I learned to ensure flexibility and sanity. I stopped booking commitments back-to-back. Mostly because I don’t have a teleporter, so travel is needed and has to be accounted for even if I was walking across the hall, campus or town. I built in wiggle room for traffic, bathroom breaks, wandering time, a pause and the just in case window. Part of not running through my day is literally not to be running through my day because I over booked. There are also windows in my day with nothing planned, this is to take advantage of how I feel in the moment. As an example, 25 years ago I came to claim Sunday mornings holy days just for me, no commitments, no people or plans out in the world, just home time to recharge. Over time I took the whole day for prep for the week and quiet time just for me. As an introvert I learned I need alone time so taking Sundays has helped me find and keep some balance. I know many extroverts who also need downtime, in fact anyone with a pulse.

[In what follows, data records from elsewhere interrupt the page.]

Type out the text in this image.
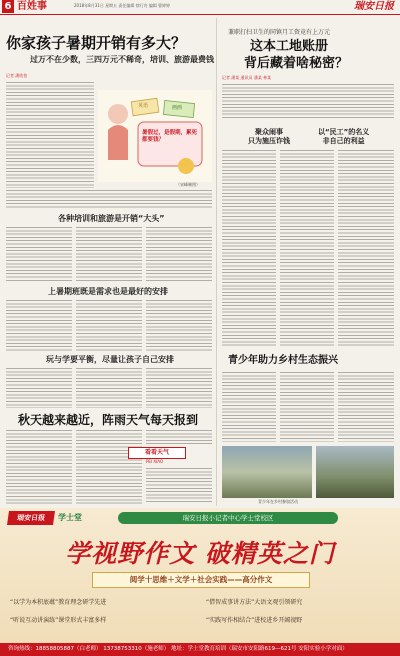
6 百姓事	2018年8月31日 星期五 责任编辑 徐行舟 编辑 曹婷婷	瑞安日报
你家孩子暑期开销有多大？
过万不在少数，三四万元不稀奇，培训、旅游最费钱
记者 潘欣怡
英语	画画
暑假过，是假期，累死都要钱？
（宋峰制图）
各种培训和旅游是开销“大头”
上暑期班既是需求也是最好的安排
玩与学要平衡，尽量让孩子自己安排
秋天越来越近，阵雨天气每天报到
看看天气
PEI XIAO
兼职打扫卫生的同镇月工资竟有上万元
这本工地账册
背后藏着啥秘密？
记者 潘某 通讯员 潘某 林某
聚众闹事
只为施压诈钱
以“民工”的名义
非自己的利益
青少年助力乡村生态振兴
青少年在乡村参加活动
瑞安日报	学士堂	瑞安日报小记者中心学士堂校区
学视野作文 破精英之门
阅学十思维＋文学＋社会实践——高分作文
“以学为本积底蕴”教育理念研学先进	“借智成事讲方法”大语文观引领研究
“听说互动讲演练”课堂形式丰富多样	“实践写作相结合”进校进乡开阔视野
咨询热线：18858805887（白老师） 13738753310（施老师） 地址：学士堂教育培训（瑞安市安阳路619—621号 安阳实验小学对面）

Knowing that I needed some downtime between social engagements taught me not to double book social commitments in one day. I might have play time with a friend for part of my day, even a chunk of it, but then left the evening to myself and visa a versa. If I didn’t choose what I wanted my day to look like and fill my time intentionally it got filled with other people’s stuff. When this happened, or happens, where I am over committed, I become overwhelmed and cranky. I start to feel boxed in, anxious and my head gets cluttery. Being vigilant about how I spend my time became second nature.

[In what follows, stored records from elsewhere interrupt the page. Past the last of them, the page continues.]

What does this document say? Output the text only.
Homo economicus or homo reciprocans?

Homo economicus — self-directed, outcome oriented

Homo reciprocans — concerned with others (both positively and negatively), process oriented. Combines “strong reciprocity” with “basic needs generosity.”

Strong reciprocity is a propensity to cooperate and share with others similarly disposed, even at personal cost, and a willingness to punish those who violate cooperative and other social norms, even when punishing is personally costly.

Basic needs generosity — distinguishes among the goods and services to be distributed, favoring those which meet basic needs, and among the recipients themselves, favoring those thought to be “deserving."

Balance is not a static thing where once you achieve it you are set. It is a dance of constant micro adjustments to respond to internal signals of what we want and need and external responsibilities, expectations and the spin of the world. If you were to stand on one foot in this moment you could feel and see your foot making those constant micro adjustments to keep you up right and standing. The exact same thing is true to in balancing your life. By taking the knowledge of ourselves and what we know about our historical reactions to events and pressures we can make adjustments for the best possible outcome for us. It is harder work in the beginning but after a while, like a balance practice of standing on one foot, it becomes steadier, easier and muscle memory. That is what life balance becomes in many ways.

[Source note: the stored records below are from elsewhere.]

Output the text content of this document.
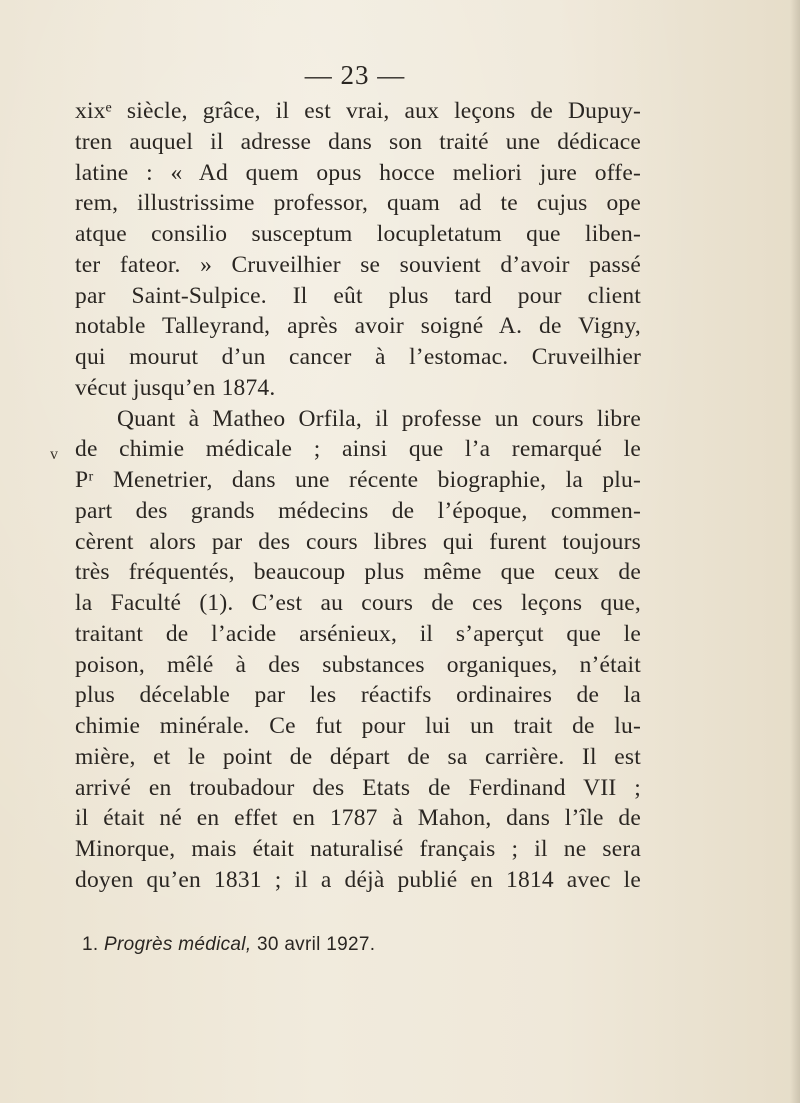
— 23 —
v
xixᵉ siècle, grâce, il est vrai, aux leçons de Dupuy-
tren auquel il adresse dans son traité une dédicace
latine : « Ad quem opus hocce meliori jure offe-
rem, illustrissime professor, quam ad te cujus ope
atque consilio susceptum locupletatum que liben-
ter fateor. » Cruveilhier se souvient d’avoir passé
par Saint-Sulpice. Il eût plus tard pour client
notable Talleyrand, après avoir soigné A. de Vigny,
qui mourut d’un cancer à l’estomac. Cruveilhier
vécut jusqu’en 1874.
Quant à Matheo Orfila, il professe un cours libre
de chimie médicale ; ainsi que l’a remarqué le
Pʳ Menetrier, dans une récente biographie, la plu-
part des grands médecins de l’époque, commen-
cèrent alors par des cours libres qui furent toujours
très fréquentés, beaucoup plus même que ceux de
la Faculté (1). C’est au cours de ces leçons que,
traitant de l’acide arsénieux, il s’aperçut que le
poison, mêlé à des substances organiques, n’était
plus décelable par les réactifs ordinaires de la
chimie minérale. Ce fut pour lui un trait de lu-
mière, et le point de départ de sa carrière. Il est
arrivé en troubadour des Etats de Ferdinand VII ;
il était né en effet en 1787 à Mahon, dans l’île de
Minorque, mais était naturalisé français ; il ne sera
doyen qu’en 1831 ; il a déjà publié en 1814 avec le
1. Progrès médical, 30 avril 1927.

In learning who I was and what I needed got me past survive mode into thrive mode. By paying attention and listening to my internal signals of what I needed and wanted allowed me to quiet what the world or those around me expected. We get messages like lean in, work harder, stay busy that are focused solely on achieving but those external messages are not taking into account the natural cycles in how we grow and learn or our unique talents, proclivities and desires. It is up to us to figure out how best to work in the world honoring who we are and pushing ourselves to our fullest expression of ourselves. What we cannot do is fit the mold others push us toward. So many of my clients are trying to change their true nature and what feels best to them because they don’t fit what is deemed the proper mold for a manager, for an executive, for adulting. There is no one way to move through this world. Our job is to look inside, nurture ourselves, do the work of figuring out who we really are and what makes us tick and then create systems, processes, opportunities for ourselves to thrive. It is also important to connect with others who see us for who we are and support, love and encourage us in our journey for wholeness and balance.